Une histoire où la démarche artistique était le principe actif et le levier d’épanouissement des territoires et des imaginaires de la vie sociale. Des histoires comme la mienne, comme la nôtre, il y en a eu tant qui s’évanouissent, s’effacent peu à peu des mémoires.

La politique culturelle d’aujourd’hui n’est plus qu’une parole de gestionnaire. Elle n’intéresse trop souvent les élus qu’à travers le prisme de la stratégie en terme d’image marketing. L’objectif n’est, souvent, que l’attractivité touristique et les retombées économiques qui pourraient en découler. Voilà ce que les élus de ma région appellent « la vitalité artistique ». Ils placent l’enjeu sur l’évènementiel, plus il est retentissant, mieux c’est. Ils appellent de leurs vœux, la diffusion de « talents re-mar-qua-bles ». Par quel mérite, quelle qualité, si ce n’est marchande ?

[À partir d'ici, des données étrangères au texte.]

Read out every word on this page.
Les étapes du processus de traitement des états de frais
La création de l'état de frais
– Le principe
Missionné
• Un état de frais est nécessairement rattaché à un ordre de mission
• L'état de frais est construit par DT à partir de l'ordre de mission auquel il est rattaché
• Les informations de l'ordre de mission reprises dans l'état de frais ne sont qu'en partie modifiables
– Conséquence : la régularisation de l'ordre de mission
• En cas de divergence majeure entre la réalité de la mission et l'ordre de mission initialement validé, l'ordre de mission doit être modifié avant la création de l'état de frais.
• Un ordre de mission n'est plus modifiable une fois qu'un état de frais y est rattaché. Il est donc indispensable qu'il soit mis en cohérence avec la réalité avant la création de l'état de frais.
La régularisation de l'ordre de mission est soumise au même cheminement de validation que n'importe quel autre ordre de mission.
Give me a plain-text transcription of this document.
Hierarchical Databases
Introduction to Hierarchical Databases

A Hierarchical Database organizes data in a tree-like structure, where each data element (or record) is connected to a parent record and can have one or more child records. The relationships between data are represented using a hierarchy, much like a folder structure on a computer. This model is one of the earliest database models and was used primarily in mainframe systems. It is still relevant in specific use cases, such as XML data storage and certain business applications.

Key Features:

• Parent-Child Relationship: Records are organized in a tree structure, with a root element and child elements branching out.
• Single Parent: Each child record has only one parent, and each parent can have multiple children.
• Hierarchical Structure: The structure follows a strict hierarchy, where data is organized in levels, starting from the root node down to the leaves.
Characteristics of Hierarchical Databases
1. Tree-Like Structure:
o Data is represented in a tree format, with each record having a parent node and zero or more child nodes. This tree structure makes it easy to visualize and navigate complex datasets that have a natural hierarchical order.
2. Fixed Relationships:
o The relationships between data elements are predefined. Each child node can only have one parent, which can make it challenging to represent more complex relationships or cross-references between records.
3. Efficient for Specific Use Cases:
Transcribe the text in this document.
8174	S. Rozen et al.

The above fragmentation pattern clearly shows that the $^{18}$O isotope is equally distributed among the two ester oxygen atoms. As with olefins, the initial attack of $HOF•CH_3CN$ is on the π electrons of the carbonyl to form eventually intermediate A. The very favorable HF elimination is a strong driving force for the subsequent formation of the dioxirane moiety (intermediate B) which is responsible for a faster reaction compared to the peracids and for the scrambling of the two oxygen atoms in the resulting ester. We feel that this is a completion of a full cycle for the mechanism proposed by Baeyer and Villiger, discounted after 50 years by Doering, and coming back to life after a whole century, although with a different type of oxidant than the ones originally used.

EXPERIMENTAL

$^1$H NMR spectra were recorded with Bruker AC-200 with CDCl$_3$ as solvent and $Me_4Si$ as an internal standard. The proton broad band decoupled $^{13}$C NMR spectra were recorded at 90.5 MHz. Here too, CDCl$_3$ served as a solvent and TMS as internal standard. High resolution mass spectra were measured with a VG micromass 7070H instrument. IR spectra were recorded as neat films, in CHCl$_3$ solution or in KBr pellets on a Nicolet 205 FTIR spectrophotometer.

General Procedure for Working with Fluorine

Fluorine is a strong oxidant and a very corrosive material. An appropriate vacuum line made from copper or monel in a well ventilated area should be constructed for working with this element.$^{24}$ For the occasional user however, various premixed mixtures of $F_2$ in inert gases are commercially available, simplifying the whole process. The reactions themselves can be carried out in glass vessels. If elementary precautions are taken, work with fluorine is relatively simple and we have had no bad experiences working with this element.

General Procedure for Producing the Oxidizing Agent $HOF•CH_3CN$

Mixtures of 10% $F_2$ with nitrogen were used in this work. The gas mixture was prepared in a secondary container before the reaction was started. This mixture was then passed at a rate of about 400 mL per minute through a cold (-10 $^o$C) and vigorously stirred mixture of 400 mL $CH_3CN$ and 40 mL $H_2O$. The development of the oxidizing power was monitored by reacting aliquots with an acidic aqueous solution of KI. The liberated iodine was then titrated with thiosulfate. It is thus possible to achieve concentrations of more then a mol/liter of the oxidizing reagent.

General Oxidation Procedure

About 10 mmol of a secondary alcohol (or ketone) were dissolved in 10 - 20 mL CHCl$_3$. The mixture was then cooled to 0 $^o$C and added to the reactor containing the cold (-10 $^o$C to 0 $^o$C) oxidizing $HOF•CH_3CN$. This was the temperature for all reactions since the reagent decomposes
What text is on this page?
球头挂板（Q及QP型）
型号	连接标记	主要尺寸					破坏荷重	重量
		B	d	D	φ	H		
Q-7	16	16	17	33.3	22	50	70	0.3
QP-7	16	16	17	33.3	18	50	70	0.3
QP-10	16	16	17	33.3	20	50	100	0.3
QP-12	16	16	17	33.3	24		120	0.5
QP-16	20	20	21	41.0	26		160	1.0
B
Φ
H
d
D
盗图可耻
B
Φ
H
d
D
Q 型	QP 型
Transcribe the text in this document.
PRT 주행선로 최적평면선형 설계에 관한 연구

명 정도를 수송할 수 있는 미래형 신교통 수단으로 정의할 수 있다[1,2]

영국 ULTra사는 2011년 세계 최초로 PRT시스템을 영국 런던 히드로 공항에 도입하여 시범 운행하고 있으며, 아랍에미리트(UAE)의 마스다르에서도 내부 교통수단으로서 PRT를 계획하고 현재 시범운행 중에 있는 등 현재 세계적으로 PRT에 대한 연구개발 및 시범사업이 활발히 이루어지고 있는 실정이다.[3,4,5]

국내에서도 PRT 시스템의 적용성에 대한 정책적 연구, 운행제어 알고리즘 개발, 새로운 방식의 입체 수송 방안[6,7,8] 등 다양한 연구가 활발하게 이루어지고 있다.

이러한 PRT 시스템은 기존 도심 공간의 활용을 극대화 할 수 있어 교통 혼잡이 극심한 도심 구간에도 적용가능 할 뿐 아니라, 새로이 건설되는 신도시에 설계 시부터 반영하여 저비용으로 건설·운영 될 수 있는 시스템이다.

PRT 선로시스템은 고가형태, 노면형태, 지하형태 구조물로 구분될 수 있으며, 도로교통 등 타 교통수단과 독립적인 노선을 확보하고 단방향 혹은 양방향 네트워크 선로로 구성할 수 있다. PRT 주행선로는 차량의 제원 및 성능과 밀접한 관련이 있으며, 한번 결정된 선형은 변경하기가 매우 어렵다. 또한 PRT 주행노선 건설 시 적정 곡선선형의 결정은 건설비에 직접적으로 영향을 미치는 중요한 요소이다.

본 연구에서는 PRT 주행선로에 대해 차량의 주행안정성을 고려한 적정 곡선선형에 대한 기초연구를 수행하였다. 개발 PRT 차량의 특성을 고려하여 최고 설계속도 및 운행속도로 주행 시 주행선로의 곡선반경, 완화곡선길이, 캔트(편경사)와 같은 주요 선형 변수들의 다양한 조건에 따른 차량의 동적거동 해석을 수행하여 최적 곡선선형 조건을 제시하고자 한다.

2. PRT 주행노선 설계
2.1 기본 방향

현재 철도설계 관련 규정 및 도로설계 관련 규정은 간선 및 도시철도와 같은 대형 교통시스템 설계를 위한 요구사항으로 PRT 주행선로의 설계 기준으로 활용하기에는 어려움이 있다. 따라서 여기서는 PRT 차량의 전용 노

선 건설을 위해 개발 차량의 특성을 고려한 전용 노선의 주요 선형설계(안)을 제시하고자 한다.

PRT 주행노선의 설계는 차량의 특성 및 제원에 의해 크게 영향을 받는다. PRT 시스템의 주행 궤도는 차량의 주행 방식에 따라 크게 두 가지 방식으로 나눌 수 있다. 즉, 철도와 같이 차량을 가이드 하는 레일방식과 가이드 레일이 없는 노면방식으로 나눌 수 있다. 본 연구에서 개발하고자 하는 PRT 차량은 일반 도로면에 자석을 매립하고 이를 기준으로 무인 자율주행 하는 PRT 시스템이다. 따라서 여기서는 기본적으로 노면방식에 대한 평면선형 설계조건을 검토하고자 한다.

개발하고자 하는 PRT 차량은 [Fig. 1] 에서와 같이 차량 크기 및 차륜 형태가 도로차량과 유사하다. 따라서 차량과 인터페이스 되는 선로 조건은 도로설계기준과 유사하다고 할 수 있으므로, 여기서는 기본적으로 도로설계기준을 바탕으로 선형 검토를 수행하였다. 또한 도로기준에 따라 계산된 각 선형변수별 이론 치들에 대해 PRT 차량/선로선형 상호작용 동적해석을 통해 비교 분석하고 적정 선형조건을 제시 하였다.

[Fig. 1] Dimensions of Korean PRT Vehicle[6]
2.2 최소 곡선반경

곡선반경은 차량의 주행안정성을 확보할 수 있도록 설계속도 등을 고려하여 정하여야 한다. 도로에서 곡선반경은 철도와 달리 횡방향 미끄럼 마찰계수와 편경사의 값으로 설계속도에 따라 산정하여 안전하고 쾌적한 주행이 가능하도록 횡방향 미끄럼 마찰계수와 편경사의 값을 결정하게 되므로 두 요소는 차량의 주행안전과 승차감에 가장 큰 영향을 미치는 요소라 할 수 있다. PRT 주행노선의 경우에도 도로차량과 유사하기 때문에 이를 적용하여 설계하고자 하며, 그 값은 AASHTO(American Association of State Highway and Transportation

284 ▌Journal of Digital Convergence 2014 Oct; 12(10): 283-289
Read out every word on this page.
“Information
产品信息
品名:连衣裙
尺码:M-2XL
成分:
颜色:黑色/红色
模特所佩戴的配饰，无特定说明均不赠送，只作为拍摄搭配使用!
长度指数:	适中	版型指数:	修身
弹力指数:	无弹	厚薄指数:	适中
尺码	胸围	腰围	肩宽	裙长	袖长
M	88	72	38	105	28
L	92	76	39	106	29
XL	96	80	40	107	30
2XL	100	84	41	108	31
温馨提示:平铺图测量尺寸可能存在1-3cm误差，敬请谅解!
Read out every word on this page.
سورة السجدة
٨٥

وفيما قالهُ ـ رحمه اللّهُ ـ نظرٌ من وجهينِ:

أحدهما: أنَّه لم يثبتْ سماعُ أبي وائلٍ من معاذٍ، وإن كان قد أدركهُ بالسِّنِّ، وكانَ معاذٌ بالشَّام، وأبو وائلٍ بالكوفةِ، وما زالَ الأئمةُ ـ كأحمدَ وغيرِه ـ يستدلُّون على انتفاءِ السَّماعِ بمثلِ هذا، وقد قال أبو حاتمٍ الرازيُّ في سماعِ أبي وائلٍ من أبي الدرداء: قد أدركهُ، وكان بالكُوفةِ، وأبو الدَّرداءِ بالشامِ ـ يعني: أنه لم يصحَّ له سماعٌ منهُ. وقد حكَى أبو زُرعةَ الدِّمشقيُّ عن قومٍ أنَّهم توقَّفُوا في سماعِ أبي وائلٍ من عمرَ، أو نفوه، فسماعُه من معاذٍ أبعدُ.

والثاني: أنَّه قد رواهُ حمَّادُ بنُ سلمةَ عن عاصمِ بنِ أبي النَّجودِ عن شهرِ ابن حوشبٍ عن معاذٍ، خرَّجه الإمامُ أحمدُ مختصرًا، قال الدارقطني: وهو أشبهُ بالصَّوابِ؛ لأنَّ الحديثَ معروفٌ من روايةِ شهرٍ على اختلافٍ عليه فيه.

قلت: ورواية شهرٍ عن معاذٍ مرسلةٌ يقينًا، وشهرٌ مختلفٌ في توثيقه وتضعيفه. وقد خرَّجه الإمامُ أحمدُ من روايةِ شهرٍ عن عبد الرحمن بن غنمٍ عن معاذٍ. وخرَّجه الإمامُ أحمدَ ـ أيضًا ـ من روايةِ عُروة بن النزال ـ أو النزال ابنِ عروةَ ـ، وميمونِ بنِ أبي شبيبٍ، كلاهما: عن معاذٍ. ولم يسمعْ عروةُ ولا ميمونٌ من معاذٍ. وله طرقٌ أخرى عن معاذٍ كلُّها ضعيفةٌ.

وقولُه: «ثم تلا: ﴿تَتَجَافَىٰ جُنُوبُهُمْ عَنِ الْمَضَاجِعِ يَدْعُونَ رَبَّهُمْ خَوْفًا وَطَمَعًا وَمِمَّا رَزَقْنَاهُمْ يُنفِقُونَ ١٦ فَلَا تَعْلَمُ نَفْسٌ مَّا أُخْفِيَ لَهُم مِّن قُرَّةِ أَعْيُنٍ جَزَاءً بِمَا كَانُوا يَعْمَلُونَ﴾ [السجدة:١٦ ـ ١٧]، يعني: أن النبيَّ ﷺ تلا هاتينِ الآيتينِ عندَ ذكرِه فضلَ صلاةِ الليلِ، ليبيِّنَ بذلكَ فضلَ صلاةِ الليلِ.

Nous sommes noyés dans l’ère de l’industrie culturelle, l’ère de la consommation culturelle commerciale ; une ère du marché comme on dit, qui met en concurrence créations et créateurs. Le processus de décomposition en matière d’action publique sur l’art et la culture est à l’œuvre.

Une page se tourne.

Aujourd’hui, je suis dans cet entre-deux, entre les lignes à venir. Je cherche un nouveau sentier. Je vais même jusqu’à m’essayer à la « reconversion », drôle de mot : mutation ou recyclage ?

En 2015 sentant la tornade approcher, je fais un bilan de compétences. Il faut bien penser à l’avenir. Pourquoi pas un avenir autrement ? Je tourne et retourne les possibles dans tous les sens, j’interroge sérieusement mon adaptabilité sur le marché de l’emploi, Je m’essaye à la métamorphose.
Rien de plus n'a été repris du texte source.